Chaque soir, au moment du coucher, le baiser de da mère aide le petit Marcel à s’endormir. Toutefois, le moment où il entend sa mère monter vers sa chambre est aussi un moment douloureux, puisque le petit ressent déjà la souffrance du détachement. Donc, d’un coté, l’enfant a peur de rester seul avec son insomnie et a besoin du baiser de la mère pour réussir à s’endormir ; de l’autre, sa mère reste si peu de temps dans sa chambre que l’idée du détachement le fait déjà souffrir.

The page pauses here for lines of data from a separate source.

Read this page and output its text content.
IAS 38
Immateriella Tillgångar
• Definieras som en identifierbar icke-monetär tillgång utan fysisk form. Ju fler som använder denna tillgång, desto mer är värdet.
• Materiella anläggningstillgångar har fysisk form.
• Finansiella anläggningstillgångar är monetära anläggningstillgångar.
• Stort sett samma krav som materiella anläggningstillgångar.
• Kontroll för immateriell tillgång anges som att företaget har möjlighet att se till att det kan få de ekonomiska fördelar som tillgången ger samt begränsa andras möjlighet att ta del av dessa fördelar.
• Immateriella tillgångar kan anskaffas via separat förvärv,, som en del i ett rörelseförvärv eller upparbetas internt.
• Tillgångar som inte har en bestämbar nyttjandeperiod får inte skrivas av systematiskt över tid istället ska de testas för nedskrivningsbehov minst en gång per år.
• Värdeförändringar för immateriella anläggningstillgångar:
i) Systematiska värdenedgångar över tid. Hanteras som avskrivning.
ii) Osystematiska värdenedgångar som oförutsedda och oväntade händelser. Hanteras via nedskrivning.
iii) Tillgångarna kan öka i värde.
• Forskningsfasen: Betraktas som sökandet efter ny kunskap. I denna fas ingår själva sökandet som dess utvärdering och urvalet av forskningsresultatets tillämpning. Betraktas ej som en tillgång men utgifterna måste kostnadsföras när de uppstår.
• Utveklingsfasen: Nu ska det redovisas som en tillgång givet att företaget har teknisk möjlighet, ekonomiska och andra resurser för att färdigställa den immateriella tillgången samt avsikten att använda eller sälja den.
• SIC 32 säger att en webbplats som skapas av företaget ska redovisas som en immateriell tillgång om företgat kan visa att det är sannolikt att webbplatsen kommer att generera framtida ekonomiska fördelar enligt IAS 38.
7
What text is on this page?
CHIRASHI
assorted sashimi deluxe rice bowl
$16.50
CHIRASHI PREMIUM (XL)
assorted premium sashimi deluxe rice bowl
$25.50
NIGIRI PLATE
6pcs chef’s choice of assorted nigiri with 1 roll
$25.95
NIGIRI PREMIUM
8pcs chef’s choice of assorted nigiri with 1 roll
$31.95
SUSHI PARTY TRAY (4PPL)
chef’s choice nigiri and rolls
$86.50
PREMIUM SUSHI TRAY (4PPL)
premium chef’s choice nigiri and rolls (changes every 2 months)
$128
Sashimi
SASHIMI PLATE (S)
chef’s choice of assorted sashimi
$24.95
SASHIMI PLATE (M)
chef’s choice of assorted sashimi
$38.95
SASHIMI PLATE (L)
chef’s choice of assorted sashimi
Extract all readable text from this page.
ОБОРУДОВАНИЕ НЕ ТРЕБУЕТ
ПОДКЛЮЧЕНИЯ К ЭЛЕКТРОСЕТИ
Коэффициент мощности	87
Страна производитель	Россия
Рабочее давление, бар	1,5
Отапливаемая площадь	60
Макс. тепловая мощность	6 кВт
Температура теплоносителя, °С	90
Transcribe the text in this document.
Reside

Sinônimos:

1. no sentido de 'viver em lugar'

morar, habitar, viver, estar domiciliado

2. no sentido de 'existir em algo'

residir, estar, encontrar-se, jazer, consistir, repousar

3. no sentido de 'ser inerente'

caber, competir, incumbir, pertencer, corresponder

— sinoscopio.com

Donc la relation de Marcel avec sa mère est morbide et névrosée ; on pourrait parler de complexe Œdipien. L’attachement excessif de Marcel vers sa mère se révèle même au moment où il l’attend ; en effet il entend les bruits le plus légers, comme celui de sa robe.

Quelquefois, après avoir reçu le baiser, l’enfant voudrait appeler de nouveau sa mère pour en avoir un autre ; mais il sait que cela la fâcherait, car son père déteste ce rituel et le considère absurde. Donc, le père, qui peut-être voudrait avoir un enfant plus virile, est vu comme un obstacle. Or, si l’enfant voyait sa mère fâchée, la tranquillité et la paix que son baiser lui ont transmises disparaitraient, voila pourquoi il évite de lui demander d’être embrassé encore une fois.
On comprend que le baiser de la mère est fondamentale pour le petit Marcel parce qu’il le définit comme la seule consolation à sa tristesse et à son agitation ; en plus il le compare a une hostie qu’il reçoit comme dans une « communion de paix ».
Toutefois, quand il y a des invités (souvent il s’agit de M. Swann) le rituel du baiser n’a pas lieu. Pour l’enfant, les soirs où sa mère reste si peu de temps dans sa chambre sont doux en comparaison à ceux où il y a des invités à diner.